Row Lia, row!

By Julia Michelle Dawson

Row Row Row your boat gently … well you know how that goes.

     Now edit to … across the Pacific Ocean

     What? Yes, that’s exactly what fellow Brit Lia Ditton intends to do.

     Chocolate – it’s the one luxury Lia won’t be giving up when she rows solo from Japan to California. In fact she’s taking 80 pounds of it! It probably won’t affect her waistline one iota since she will burn off 6,000 calories a day in her journey. She is packing 400 hundred pounds of food. At the end of the five-month journey she intends to have none left  – not even a crumb of chocolate.

      “Why?” is the one question everyone asks when I mention Lia’s story. Why is she’s rowing alone. One nameless person so boldly suggested she couldn’t get a date. When you see Lia you’ll know she can definitely get a date – she is attractive and a warm people person.

     When I asked her why, she gave me one word.
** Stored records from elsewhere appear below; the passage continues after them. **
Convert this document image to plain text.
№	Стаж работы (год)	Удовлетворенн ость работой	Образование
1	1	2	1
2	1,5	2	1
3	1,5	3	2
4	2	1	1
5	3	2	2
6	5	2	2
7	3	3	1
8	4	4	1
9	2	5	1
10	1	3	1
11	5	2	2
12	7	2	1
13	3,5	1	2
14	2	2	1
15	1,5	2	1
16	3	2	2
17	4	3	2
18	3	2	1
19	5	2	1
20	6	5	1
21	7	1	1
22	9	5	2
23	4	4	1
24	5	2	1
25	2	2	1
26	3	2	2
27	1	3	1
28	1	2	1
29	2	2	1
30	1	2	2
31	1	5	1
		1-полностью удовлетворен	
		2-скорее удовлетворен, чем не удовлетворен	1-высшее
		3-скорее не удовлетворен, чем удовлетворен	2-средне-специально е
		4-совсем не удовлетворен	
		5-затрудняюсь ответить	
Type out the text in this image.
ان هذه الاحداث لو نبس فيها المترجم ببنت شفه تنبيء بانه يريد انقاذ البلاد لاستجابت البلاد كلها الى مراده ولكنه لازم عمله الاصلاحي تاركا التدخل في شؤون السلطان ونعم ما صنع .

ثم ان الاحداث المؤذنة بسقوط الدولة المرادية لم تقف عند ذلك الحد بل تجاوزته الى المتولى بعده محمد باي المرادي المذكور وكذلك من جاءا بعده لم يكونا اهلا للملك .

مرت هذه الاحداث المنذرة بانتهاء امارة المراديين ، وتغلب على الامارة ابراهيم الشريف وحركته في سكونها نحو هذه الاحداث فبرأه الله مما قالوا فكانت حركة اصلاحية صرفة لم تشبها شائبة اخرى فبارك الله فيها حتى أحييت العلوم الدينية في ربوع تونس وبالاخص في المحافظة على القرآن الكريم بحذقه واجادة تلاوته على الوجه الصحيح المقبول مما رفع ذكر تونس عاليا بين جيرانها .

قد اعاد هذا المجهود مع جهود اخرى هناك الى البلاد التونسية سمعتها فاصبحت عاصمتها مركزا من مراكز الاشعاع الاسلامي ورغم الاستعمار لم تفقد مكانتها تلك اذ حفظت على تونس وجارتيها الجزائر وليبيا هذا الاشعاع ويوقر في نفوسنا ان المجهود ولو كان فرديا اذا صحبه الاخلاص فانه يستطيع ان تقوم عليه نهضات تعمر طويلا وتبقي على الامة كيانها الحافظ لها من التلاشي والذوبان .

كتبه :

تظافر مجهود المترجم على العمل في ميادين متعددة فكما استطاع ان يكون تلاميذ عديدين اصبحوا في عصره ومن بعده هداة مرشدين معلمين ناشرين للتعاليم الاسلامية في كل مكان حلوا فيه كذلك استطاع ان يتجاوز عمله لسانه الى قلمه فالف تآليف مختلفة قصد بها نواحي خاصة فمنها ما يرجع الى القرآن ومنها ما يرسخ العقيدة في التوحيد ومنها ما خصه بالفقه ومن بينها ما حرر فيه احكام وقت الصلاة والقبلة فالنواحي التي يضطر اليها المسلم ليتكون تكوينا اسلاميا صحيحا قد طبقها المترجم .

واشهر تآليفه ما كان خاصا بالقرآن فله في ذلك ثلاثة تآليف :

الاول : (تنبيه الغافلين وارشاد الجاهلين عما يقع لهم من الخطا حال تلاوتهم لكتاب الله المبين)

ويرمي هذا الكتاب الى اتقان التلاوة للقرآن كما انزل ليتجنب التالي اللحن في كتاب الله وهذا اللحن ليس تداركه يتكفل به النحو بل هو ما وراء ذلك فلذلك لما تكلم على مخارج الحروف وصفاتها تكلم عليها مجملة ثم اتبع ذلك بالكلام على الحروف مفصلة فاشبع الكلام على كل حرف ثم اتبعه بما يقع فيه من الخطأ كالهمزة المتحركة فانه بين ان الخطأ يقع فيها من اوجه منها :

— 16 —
Frustration. I was perplexed. She explained. She had had the experience of sitting on the rail of a race boat off the coast of New England and to resolve the fact the she was freezing without the warmth of a real job on the boat she begged to be a grinder. This was on a boat with a rule of no women on the boat. She looked back at the person at the helm – a job she coveted and realized she would never get unless she was the only person on the boat. So she took up ocean life solo and in no small manner – she sailed the Atlantic solo in 2005.

      Lia is amazed at how many more women are out racing today than 18 years ago when she was just a novelty. They were shocked that she was a woman and actually had skill.

     Now she is a licensed captain and has sailed the equivalent of eight times around the globe. She has crossed an ocean three times alone. Ditton was also the 53rd woman to row across the Atlantic.

     Lia is proud of the fact that her rowing will help educate children about ocean sciences. She will be transmitting data and her experience daily to help develop a program.

     To help fund her adventure she is selling “slices” of her new boat to corporations and individuals. Sixty vertical slices will be sold. At the end the boat will be cut up to be given to the donors as wall art and motivation for future generations.

     Lia is here to learn the California coast line. You can see her colorful 22 foot “row boat” out on the water in the Santa Monica Bay. This is not your grandmother’s row boat. There are compartments at the bow and stern. Storage in the front. The sleep compartment is in back which is 5’8” long. Exactly how tall Lia is – no room for luxuriously rolling over to catch a few more Zs on a Sunday morning.

     In March 2020, Lia will depart Choshi, Japan and row 5,500 nautical miles solo and unsupported to the Golden Gate Bridge. To date only two people have done this – both were men.

     Sailing has been a part of Lia’s life since she was young. Her family owned a 19 foot sail boat which they sailed with her parents and brother over the summers to Italy. She hated it as a teenager. The taunting from her father would start at Christmas time each year, “If you haven’t a job – you have to go on the boat.” She says she learned to navigate just to be able to use a land bathroom.

     A curious six year old asked Lia, “If astronauts go to the moon and you are going across an ocean, doesn’t that make you an aquanaut?”

     She won an art contest at the age of eleven for drawing Josh Hall’s boat the Spirit of Ipswich. Fifteen years later she hired him as her rowing coach.

     Lia misses some of our creature comforts when at sea: the sofa, a toilet that isn’t a bucket. Surprisingly she said she misses the silence. “We buy photos of things we think are peaceful, such as the Arctic, but it’s actually noisy.”

     When she gets back to land she finds the weight of gravity unforgiving. Her feet feel like lead on the hard ground. She has to readjust to the lack of movement. She will reach for a glass on a stationary table and miss because she is used to adjusting for the movement of the boat.